Sertoli cells induce xenolymphocyte apoptosis in vitro

BACKGROUND: Testicular Sertoli cells can protect pancreatic islet grafts from allo- and autoimmune destruction; however, the mechanisms underlying immune privilege of the testicle are not well understood, especially in xenotransplantation. The purpose of this study was to investigate whether rat Sertoli cells could induce mouse lymphocyte apoptosis in vitro. METHODS: Testis was isolated from 2- to 4-week-old Sprague Dawley (SD) rats. Sertoli cells were successfully prepared by digestion with collagenase type V, trypsin, and DNase I, and then identified by electron microscope. Viability and apoptosis of cultured cells were measured by flow cytometry. We examined the apoptosis rates of Balb/c mouse lymphocytes, which were cocultured with SD rat Sertoli cells by FACS. The expression of Fas ligand (Fasl), transforming growth factor (TGF)-beta1 and clusterin on Sertoli cells were detected by immunocytochemistry.
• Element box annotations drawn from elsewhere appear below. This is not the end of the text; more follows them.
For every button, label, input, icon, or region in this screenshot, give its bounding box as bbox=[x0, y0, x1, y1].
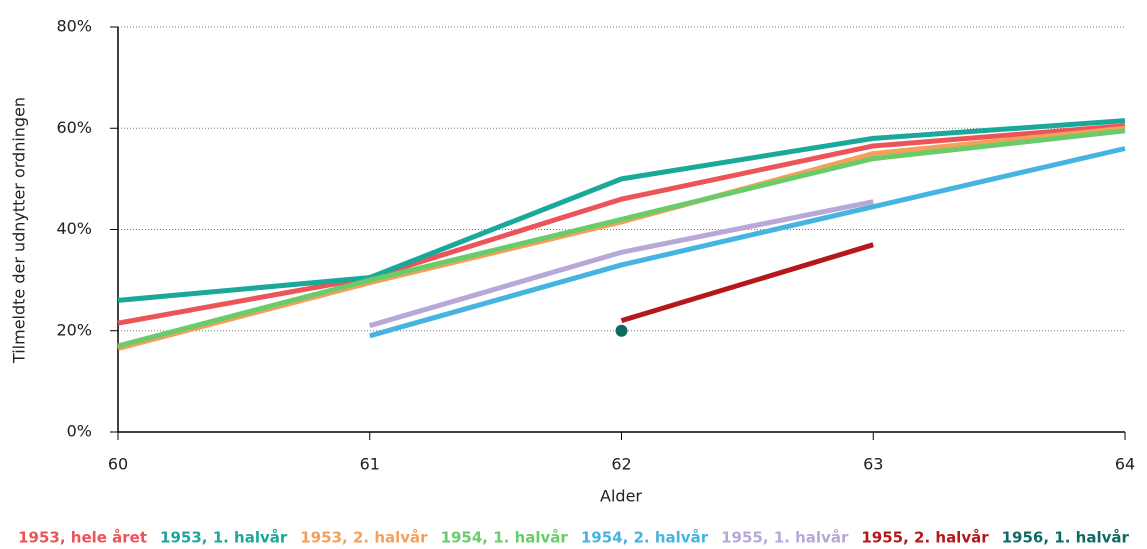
legend-entry: 1953, hele året bbox=[18, 529, 147, 547]
y-tick-label: 40% bbox=[56, 219, 92, 238]
legend-entry: 1954, 1. halvår bbox=[441, 529, 569, 547]
series-line bbox=[117, 125, 1126, 351]
point bbox=[615, 324, 628, 337]
legend-entry: 1955, 1. halvår bbox=[721, 529, 849, 547]
x-tick-label: 63 bbox=[863, 455, 883, 474]
y-tick-label: 0% bbox=[67, 422, 92, 441]
x-tick-label: 61 bbox=[360, 455, 380, 474]
legend-entry: 1956, 1. halvår bbox=[1002, 529, 1130, 547]
x-tick-label: 64 bbox=[1115, 455, 1135, 474]
series-line bbox=[117, 128, 1126, 349]
series-line bbox=[117, 118, 1126, 303]
x-tick-label: 62 bbox=[611, 455, 631, 474]
x-tick-label: 60 bbox=[108, 455, 128, 474]
x-axis-label: Alder bbox=[600, 487, 642, 506]
series-line bbox=[620, 242, 874, 324]
series-line bbox=[369, 146, 1126, 339]
legend-entry: 1953, 2. halvår bbox=[300, 529, 428, 547]
legend-entry: 1954, 2. halvår bbox=[581, 529, 709, 547]
legend-entry: 1953, 1. halvår bbox=[160, 529, 288, 547]
legend-entry: 1955, 2. halvår bbox=[861, 529, 989, 547]
legend: 1953, hele året 1953, 1. halvår 1953, 2. h… bbox=[18, 529, 1129, 547]
y-tick-label: 80% bbox=[56, 17, 92, 36]
y-tick-label: 60% bbox=[56, 118, 92, 137]
y-axis-label: Tilmeldte der udnytter ordningen bbox=[10, 97, 29, 364]
series-line bbox=[117, 123, 1126, 326]
y-tick-label: 20% bbox=[56, 320, 92, 339]
series-line bbox=[369, 199, 874, 329]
RESULTS: In the cocultured system, Sertoli cells accounted for more than 93%. With our isolation method, the viability of Sertoli cells was more than 95% and the apoptosis rate was 10.87% +/- 3.87%. The lymphocyte apoptosis ratio was 15.52 +/- 0.17 (P < .01, compared with the control groups). SABC immunochemistry staining showed that the sertoli cells could express FasL, TGF-beta, and clusterin. CONCLUSIONS: In our coculture in vitro, rat Sertoli cells expressed FasL and TGF-beta1 as well as induced the apoptosis of mouse lymphocytes. These results indicated that the expression of FasL and TGF-beta1 on Sertoli cells might relate to immune privilege in xenotransplantation.